Routes inondées, trous béants, conducteurs pressés, à Conakry, la police routière a du pain sur la planche. Sous une forte pluie, camouflé dans un manteau, Kissi Kaba Keita, commandant de peloton adjoint s’active à réguler la circulation.

« Quand il pleut, il y a beaucoup de maladresses dans la circulation. Donc, les chauffeurs ne se comprennent pas. Chacun est pressé pour rentrer là où, il veut partir. Vous avez compris? L’état de la route aussi nous fatigue un peu » explique-t-il.

Les accidents de la route sont récurrents durant la période des grandes pluies. Pour y remédier, Ce policier veille surtout sur l’excès de vitesse, quand il pleut.

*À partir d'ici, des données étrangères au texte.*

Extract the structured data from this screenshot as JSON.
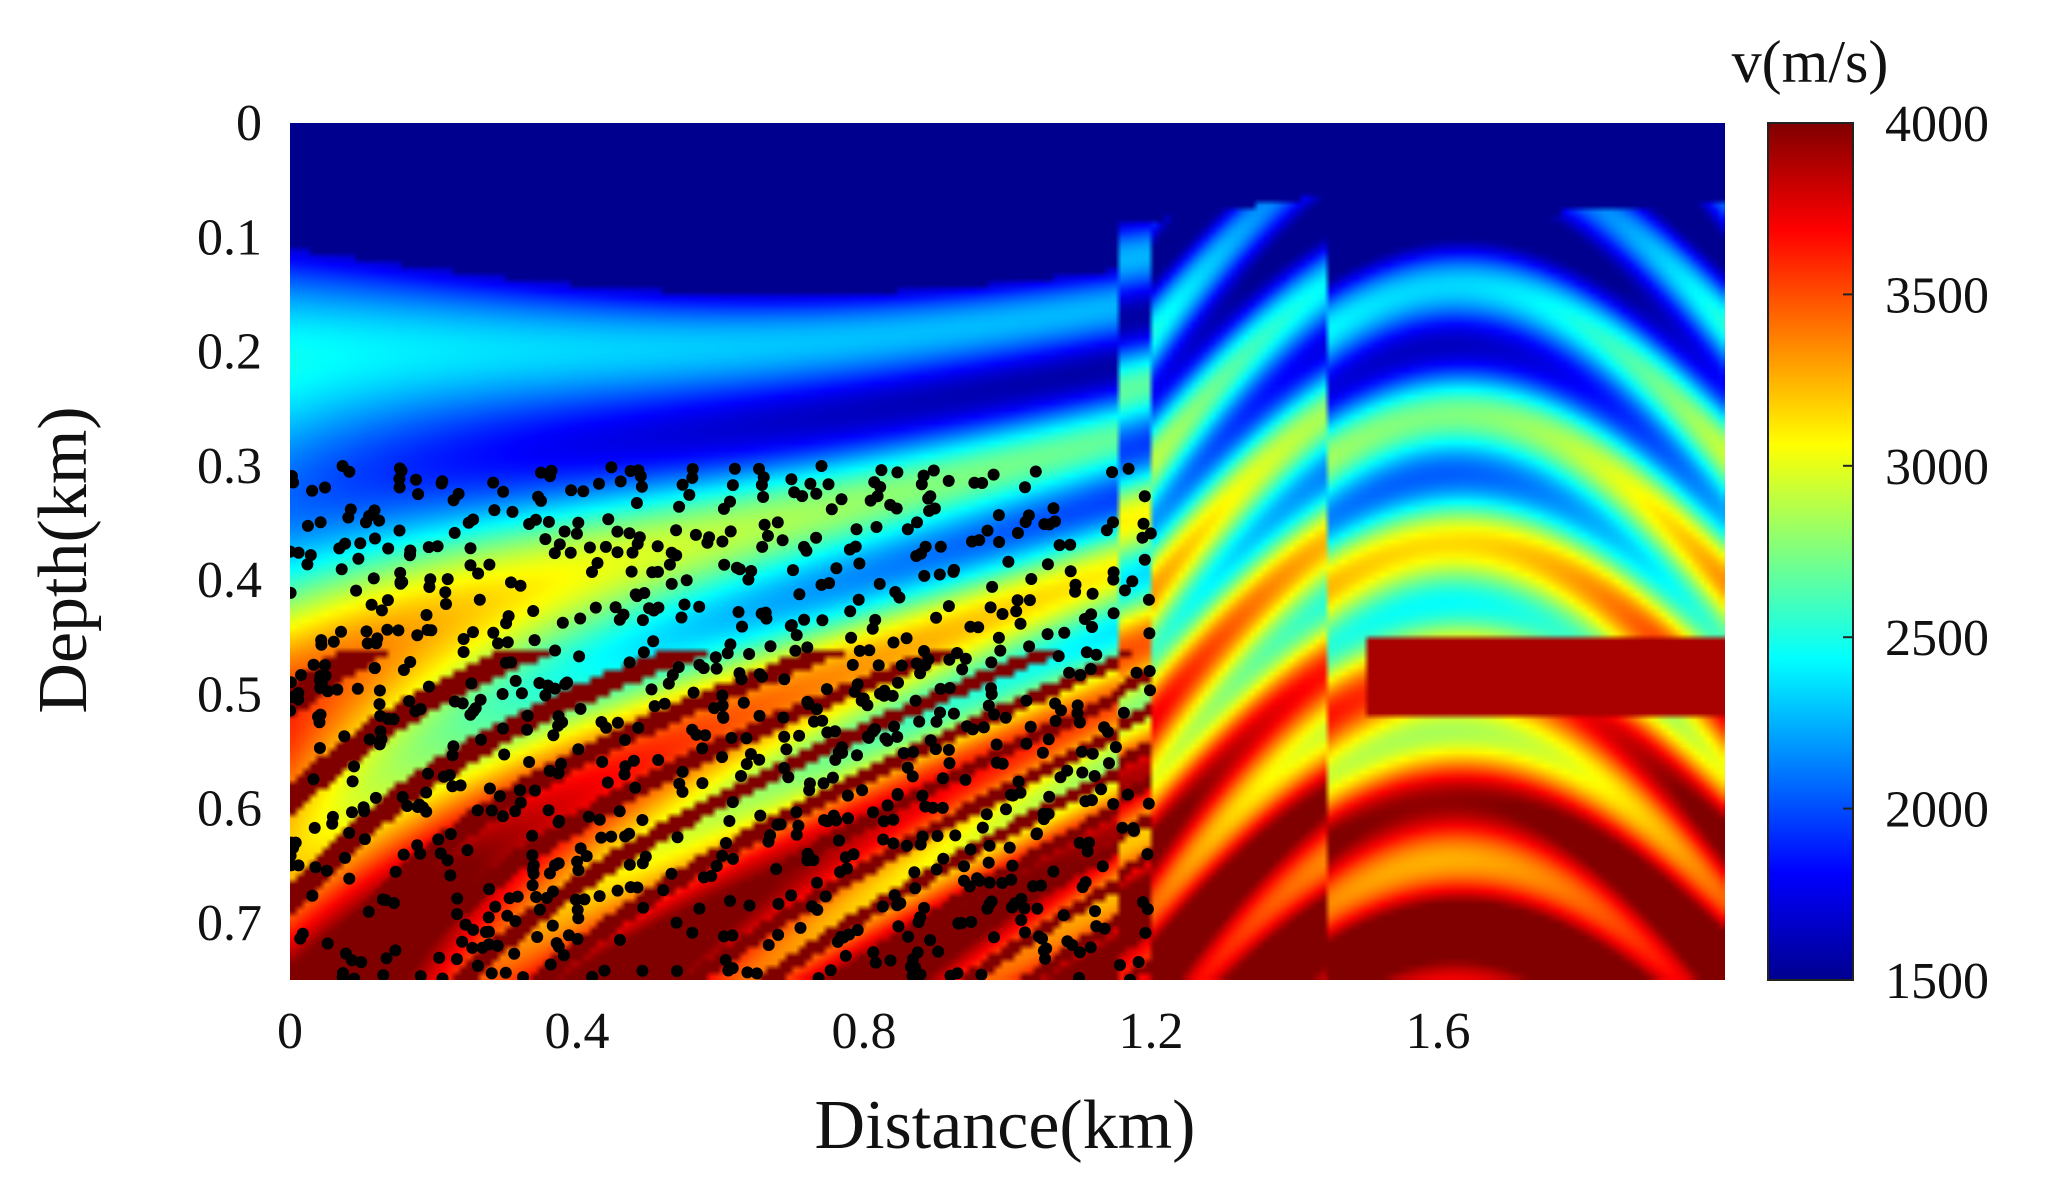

« Nous sommes là, comme c’est la pluie, donc, le véhicule ne doit pas rouler à n’importe quelle vitesse. Parce qu’il faut être prudent. Parce que c’est la pluie, on ne peut pas aller à vive allure. Donc nous sommes là, à coté, on les contrôle dans leur course, dans leurs mouvements dit-il.

Malgré les moyens dérisoires, cet officier de police soutient qu’il n’y a pas d’excuses  quand il faut servir sa nation.

« Parce que tout ce que tu fais pour ta population, tout ce que tu fais pour ton pays, vraiment ça se passe très bien. Sinon sous la pluie, le travail est un peu difficile. Mais ce n’est pas mauvais, parce que nous sommes là pour régulariser la circulation, aider la population et sécuriser les biens et les intérêts » affirme-t-il.

Les injures et les offenses à l’endroit des policiers sont devenues monnaies courantes dans la capitale Conakry. Une pratique que les citoyens devraient abandonner pour leur faciliter la tâche.